Das wütende Kratzen Severus' Feder hallte von den kühlen Steinmauern wieder. Sein Gesicht war nur wenige Zentimeter von dem Pergament entfernt dessen Inhalt er gerade mit beißend roter Farbe zerriss. Vermutlich hat der arme Verfasser Severus Hass nicht verdient. Vermutlich hatte er damit gar nichts zu tun. Vermutlich war seine Arbeit wesentlich besser als die Worte die er dafür bekam. Doch in diesem Moment wollte Severus nichts davon wissen.

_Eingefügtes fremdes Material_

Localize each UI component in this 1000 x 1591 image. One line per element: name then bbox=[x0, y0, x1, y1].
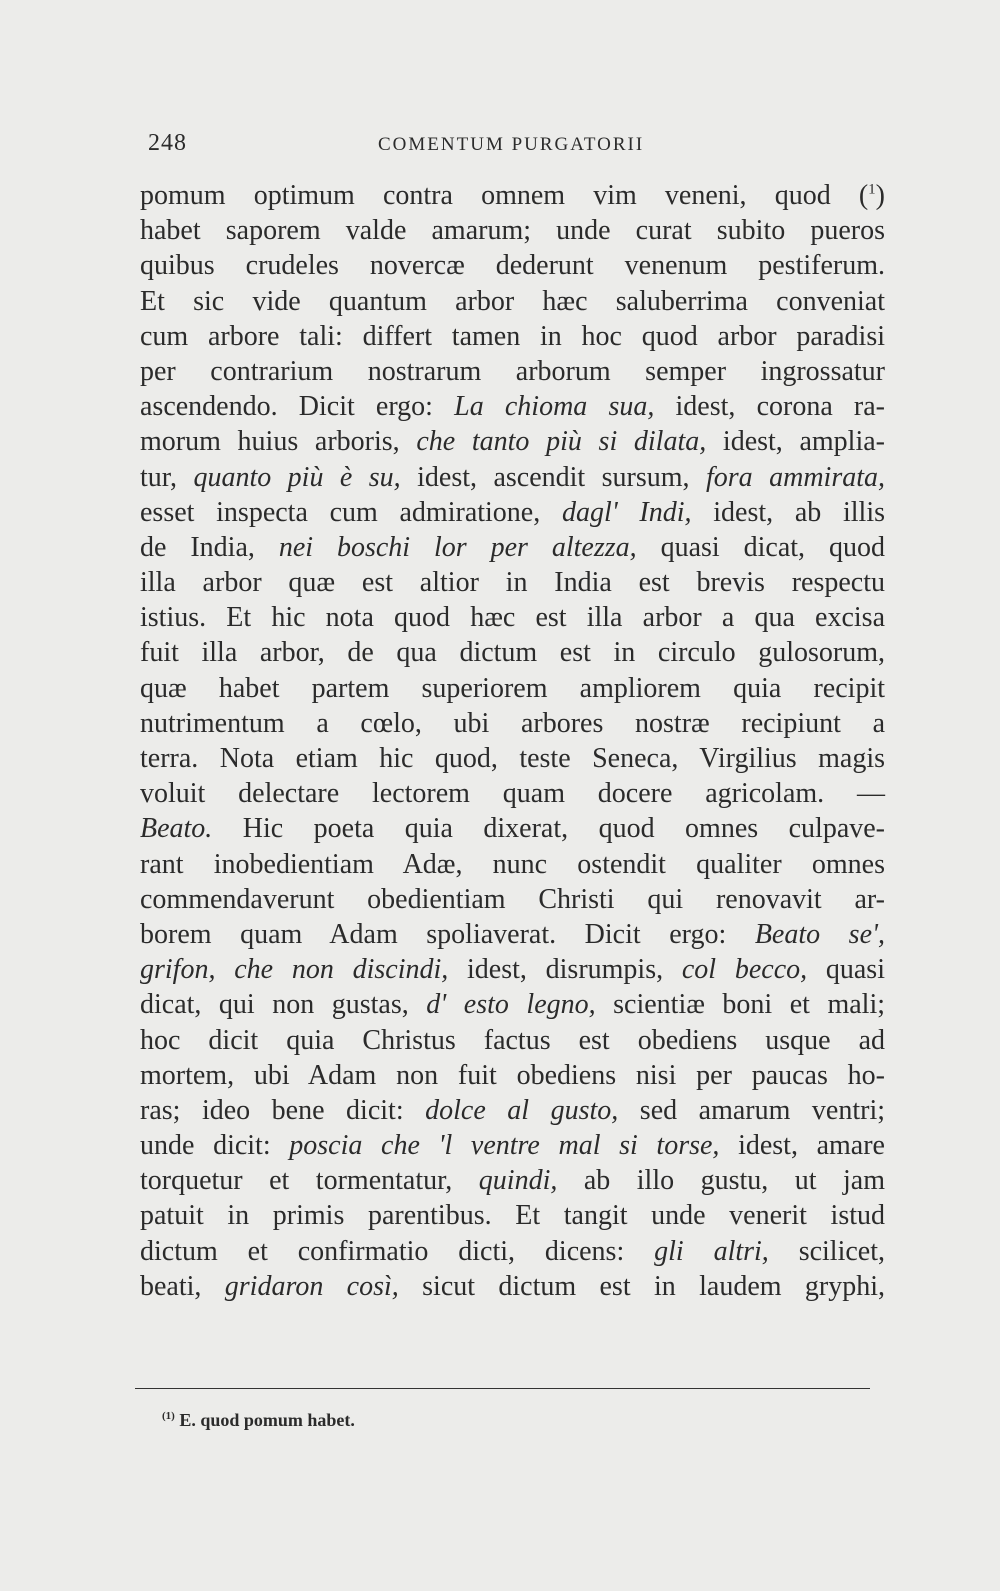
text-segment: voluit delectare lectorem quam docere agricolam. — bbox=[140, 778, 885, 810]
text-line bbox=[140, 1023, 885, 1058]
page-header bbox=[148, 130, 888, 164]
text-segment: quasi bbox=[807, 954, 885, 986]
text-line bbox=[140, 635, 885, 670]
text-segment: dicat, qui non gustas, bbox=[140, 989, 427, 1021]
text-line bbox=[140, 1198, 885, 1233]
text-segment: idest, corona ra- bbox=[654, 391, 885, 423]
text-segment: beati, bbox=[140, 1270, 225, 1302]
text-segment: dictum et confirmatio dicti, dicens: bbox=[140, 1235, 655, 1267]
text-segment: sed amarum ventri; bbox=[618, 1094, 886, 1126]
text-segment: de India, bbox=[140, 531, 279, 563]
text-line bbox=[140, 1128, 885, 1163]
text-line bbox=[140, 389, 885, 424]
text-line bbox=[140, 1058, 885, 1093]
text-line bbox=[140, 178, 885, 213]
running-title: COMENTUM PURGATORII bbox=[378, 134, 645, 155]
italic-quotation: quindi, bbox=[478, 1165, 558, 1197]
text-line bbox=[140, 495, 885, 530]
text-segment: pomum optimum contra omnem vim veneni, quod ( bbox=[140, 180, 869, 211]
text-segment: ras; ideo bene dicit: bbox=[140, 1094, 426, 1126]
italic-quotation: Beato se', bbox=[754, 918, 885, 950]
text-segment: morum huius arboris, bbox=[140, 426, 417, 458]
text-segment: quæ habet partem superiorem ampliorem quia recipit bbox=[140, 672, 885, 704]
text-segment: torquetur et tormentatur, bbox=[140, 1165, 479, 1197]
text-segment: habet saporem valde amarum; unde curat subito pueros bbox=[140, 215, 885, 247]
italic-quotation: che tanto più si dilata, bbox=[416, 426, 707, 458]
text-segment: quasi dicat, quod bbox=[636, 531, 885, 563]
italic-quotation: grifon, che non discindi, bbox=[140, 954, 449, 986]
text-line bbox=[140, 1093, 885, 1128]
text-line bbox=[140, 952, 885, 987]
italic-quotation: gridaron così, bbox=[224, 1270, 399, 1302]
italic-quotation: La chioma sua, bbox=[454, 391, 655, 423]
italic-quotation: quanto più è su, bbox=[193, 461, 401, 493]
text-line bbox=[140, 424, 885, 459]
text-segment: ascendendo. Dicit ergo: bbox=[140, 391, 455, 423]
text-segment: hoc dicit quia Christus factus est obediens usque ad bbox=[140, 1024, 885, 1056]
text-segment: illa arbor quæ est altior in India est brevis respectu bbox=[140, 567, 885, 599]
text-segment: mortem, ubi Adam non fuit obediens nisi per paucas ho- bbox=[140, 1059, 885, 1091]
text-line bbox=[140, 600, 885, 635]
text-segment: istius. Et hic nota quod hæc est illa arbor a qua excisa bbox=[140, 602, 885, 634]
text-segment: cum arbore tali: differt tamen in hoc quod arbor paradisi bbox=[140, 320, 885, 352]
footnote-open: ( bbox=[162, 1410, 166, 1422]
text-line bbox=[140, 319, 885, 354]
text-line bbox=[140, 987, 885, 1022]
footnote-reference: 1 bbox=[868, 181, 876, 198]
text-line bbox=[140, 530, 885, 565]
text-segment: Et sic vide quantum arbor hæc saluberrima conveniat bbox=[140, 285, 885, 317]
text-line bbox=[140, 565, 885, 600]
text-line bbox=[140, 882, 885, 917]
text-segment: commendaverunt obedientiam Christi qui renovavit ar- bbox=[140, 883, 885, 915]
footnote bbox=[162, 1410, 355, 1431]
footnote-marker: 1 bbox=[165, 1410, 172, 1422]
text-segment: ab illo gustu, ut jam bbox=[557, 1165, 885, 1197]
text-segment: esset inspecta cum admiratione, bbox=[140, 496, 562, 528]
text-line bbox=[140, 811, 885, 846]
text-segment: unde dicit: bbox=[140, 1130, 290, 1162]
text-line bbox=[140, 460, 885, 495]
text-line bbox=[140, 741, 885, 776]
text-segment: tur, bbox=[140, 461, 194, 493]
italic-quotation: dolce al gusto, bbox=[425, 1094, 619, 1126]
text-segment: rant inobedientiam Adæ, nunc ostendit qualiter omnes bbox=[140, 848, 885, 880]
page-number: 248 bbox=[148, 130, 187, 156]
text-segment: nutrimentum a cœlo, ubi arbores nostræ recipiunt a bbox=[140, 707, 885, 739]
italic-quotation: fora ammirata, bbox=[705, 461, 886, 493]
text-line bbox=[140, 284, 885, 319]
footnote-text: E. quod pomum habet. bbox=[174, 1410, 355, 1430]
text-segment: scientiæ boni et mali; bbox=[595, 989, 885, 1021]
text-line bbox=[140, 706, 885, 741]
italic-quotation: dagl' Indi, bbox=[561, 496, 692, 528]
italic-quotation: nei boschi lor per altezza, bbox=[278, 531, 637, 563]
text-segment: ) bbox=[875, 180, 885, 211]
text-line bbox=[140, 1163, 885, 1198]
footnote-close: ) bbox=[171, 1410, 175, 1422]
text-line bbox=[140, 1234, 885, 1269]
text-segment: idest, amare bbox=[719, 1130, 885, 1162]
italic-quotation: Beato. bbox=[140, 813, 213, 845]
text-line bbox=[140, 847, 885, 882]
text-segment: idest, ascendit sursum, bbox=[400, 461, 706, 493]
text-segment: terra. Nota etiam hic quod, teste Seneca, Virgilius magis bbox=[140, 743, 885, 774]
text-segment: per contrarium nostrarum arborum semper ingrossatur bbox=[140, 355, 885, 387]
text-segment: borem quam Adam spoliaverat. Dicit ergo: bbox=[140, 918, 755, 950]
text-segment: Hic poeta quia dixerat, quod omnes culpave- bbox=[212, 813, 885, 845]
text-segment: sicut dictum est in laudem gryphi, bbox=[398, 1270, 885, 1302]
text-line bbox=[140, 1269, 885, 1304]
text-line bbox=[140, 213, 885, 248]
text-line bbox=[140, 671, 885, 706]
italic-quotation: poscia che 'l ventre mal si torse, bbox=[289, 1130, 720, 1162]
text-line bbox=[140, 248, 885, 283]
text-segment: idest, amplia- bbox=[706, 426, 885, 458]
footnote-rule bbox=[135, 1388, 870, 1389]
italic-quotation: d' esto legno, bbox=[426, 989, 596, 1021]
text-line bbox=[140, 776, 885, 811]
body-text bbox=[140, 178, 885, 1304]
text-line bbox=[140, 354, 885, 389]
text-segment: patuit in primis parentibus. Et tangit unde venerit istud bbox=[140, 1200, 885, 1232]
text-segment: idest, ab illis bbox=[691, 496, 886, 528]
text-line bbox=[140, 917, 885, 952]
italic-quotation: gli altri, bbox=[654, 1235, 769, 1267]
text-segment: quibus crudeles novercæ dederunt venenum pestiferum. bbox=[140, 250, 885, 282]
text-segment: scilicet, bbox=[768, 1235, 885, 1267]
text-segment: idest, disrumpis, bbox=[448, 954, 682, 986]
italic-quotation: col becco, bbox=[681, 954, 808, 986]
text-segment: fuit illa arbor, de qua dictum est in circulo gulosorum, bbox=[140, 637, 885, 669]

Er war wütend. Er wusste nicht genau warum. Aber er brauchte ein Ventil dafür, und da er Hermine an der Tafel zurück gelassen hat, er keine Schüler vor sich hatte oder sonst wen den er ankeifen konnte, musste nun das Pergament daran glauben. Mit einem lauten Klack verabschiedete sich Severus Schreibfeder. Entnervt knallte er sie in die Ecke und murmelte einen unverständlichen Fluch in dessen Richtung. Gerade als er eine neue Feder holen wollte bemerkte er, dass er nicht alleine war. In respektablem Abstand stand Hermine und beobachtete ihn amüsiert. Sofort verengten sich seine Augen und er wollte ihr etwas hässliches an den Kopf werfen. Doch als er sie so ansah fielen ihm keine Beleidigungen ein, beziehungsweise es fielen ihm keine ein die er nicht sofort bereuen würde.
Also verwarf er den Gedanken wieder und schnaufte in ihre Richtung. Als er ihr verhaltenes Lachen hörte musste er beinahe auch grinsen. Es war lächerlich, dessen war er sich bewusst. Sie hatte ihn nicht angegriffen. Er fühlte sich keinem einzigen Slytherin verpflichtet. Er hatte in seiner Jugend weder da noch dort Freunde. Es behandelte ihn keiner nett. Woher sollte also jetzt diese neu gefundene Loyalität kommen? Er konnte es sich selbst nicht erklären. Auch wenn er das nie zugeben würde, alles was Hermine von sich gab hatte ein unheimliches Gewicht für ihn. Ihre Meinung bedeutete ihm alles. Und der Gedanke sie könnte etwas schlechtes von ihm denken, machte ihn fertig. Es war ihm durchaus bewusst, dass sie ein äußerst ungewöhnliches Paar waren. Er hatte immerhin einen Spiegel zu Hause und er erinnerte sich an sein Geburtsdatum. In seinen Augen hatte er sie nicht verdient. Nicht einmal ansatzweise. Doch nur weil er und alle anderen das wusste, hieß das nicht dass sie das wissen musste. Zumindest noch nicht. Scheinbar war sie der Meinung, dass er ihr ebenbürtig und ihrer Zeit und Gefühle wert ist. Und wenn es nach Severus ging, konnte das durchaus immer so bleiben.
Als ob die gemeinsamen Treffen mit Weasley und Potter nicht genug an seinem Selbstbewusstsein nagten, so vermag jedes ihrer Kommentare seine Welt zum Einsturz zu bringen. Innerlich seufzte er. Er war erbärmlich. Wie ein Schulmädchen. Als er leicht zu sich selbst den Kopf schüttelte, spürte er zwei zierliche Arme die sich um ihn schlangen. Unweigerlich schloss er seine Augen und lehnte sich gegen die Berührung. Lange hatte er anscheinend nicht durchgehalten.
„Noch wütend?"
„Vielleicht."
Auf einmal spürte er einen leichten Kuss an seinem Hals und sofort breitete sich Gänsehaut auf seinen Armen aus.
„Jetzt?"
„Ein wenig."
Noch ein Kuss, diesmal fester.
„Und jetzt?"
„Mhhh."
Severus ergab sich. Er hatte keine Chance.